Although we definitely worried about our daughter’s trip it wasn’t because of the location, it was the idea that she would be so far away without us by her side to “protect” her. We knew how important this trip was to her and how much she wanted the experience. We also knew teens who had taken similar journeys in previous summers and even more parents who had let their children go, and we were filled with stories of wonder, happiness and thankfulness for the experience.
However I did repeat the concern to the trip organizers during a parent-prep meeting. The response certainly opened my eyes. The young man I spoke to visited Israel and other parts of Europe several times a year, sometimes as part of his job and other times simply to spend time with friends he made through the years.

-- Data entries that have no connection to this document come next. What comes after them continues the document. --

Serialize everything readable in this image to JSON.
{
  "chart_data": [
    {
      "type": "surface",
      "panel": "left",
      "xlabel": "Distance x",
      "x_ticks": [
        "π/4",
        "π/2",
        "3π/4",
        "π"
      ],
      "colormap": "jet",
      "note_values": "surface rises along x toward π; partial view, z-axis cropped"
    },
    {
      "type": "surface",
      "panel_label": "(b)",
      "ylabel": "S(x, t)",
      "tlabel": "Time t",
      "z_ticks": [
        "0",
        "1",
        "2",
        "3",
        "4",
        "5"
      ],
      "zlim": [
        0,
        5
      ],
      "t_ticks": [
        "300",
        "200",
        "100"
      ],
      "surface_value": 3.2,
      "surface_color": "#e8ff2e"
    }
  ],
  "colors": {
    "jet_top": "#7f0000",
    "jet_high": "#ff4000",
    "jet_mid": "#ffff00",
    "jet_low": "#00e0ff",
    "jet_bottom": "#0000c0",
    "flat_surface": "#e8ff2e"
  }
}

“When I am overseas and strangers learn I am from the New York City area they always ask me what it is like to live in such a dangerous place. Because of the way the media presents things they believe we all carry guns, fight off attacks every day, step over bodies in the street regularly, and have to live in secure fortresses for any kind of safety.”
His response certainly made me pause. He then asked if I was in contact with people in Israel and suggested I ask them what they thought about a group of North American teens visiting Israel (and yes he offered me contact info for some of his friends. He thought if I needed reassurance I should speak to people who actually lived there instead of some media copy that only painted a picture that would sell.
Unfortunately the world we live in has far too many incidents of violence and tragedies, but most people, thank goodness, live and work in cities and towns all over. No one is immune to the POSSIBILITY of being in the wrong place at the wrong time (even at home), but does that mean we should freeze in our tracks afraid to experience life? Practicing caution and being vigilant is wise but closing ourselves off to new adventures and possibilities is, well, not living.
She went to Poland and Israel and there were a few incidents of “concern” (more for her nervous parents than her) but she came home thrilled for having gone and changed by the lessons she learned by seeing the different cultures. She’s been back to Israel since and loves to travel… wherever. Her latest goal is to visit every continent at least once. And even now years later, even when she is accompanied by people who love and care for her, I worry each time she takes flight.
Our son is another test of a parent’s nerves, his adventures involve some travel but are more geared to physical challenges (mountains, skydiving, oy vey!). It is so true that no matter how old our offspring are, they will always be our babies — we look at the very capable adult and still see the infant cradled in our arms.
Sometimes you have to just pray A LOT and hope for the best, but always let life happen.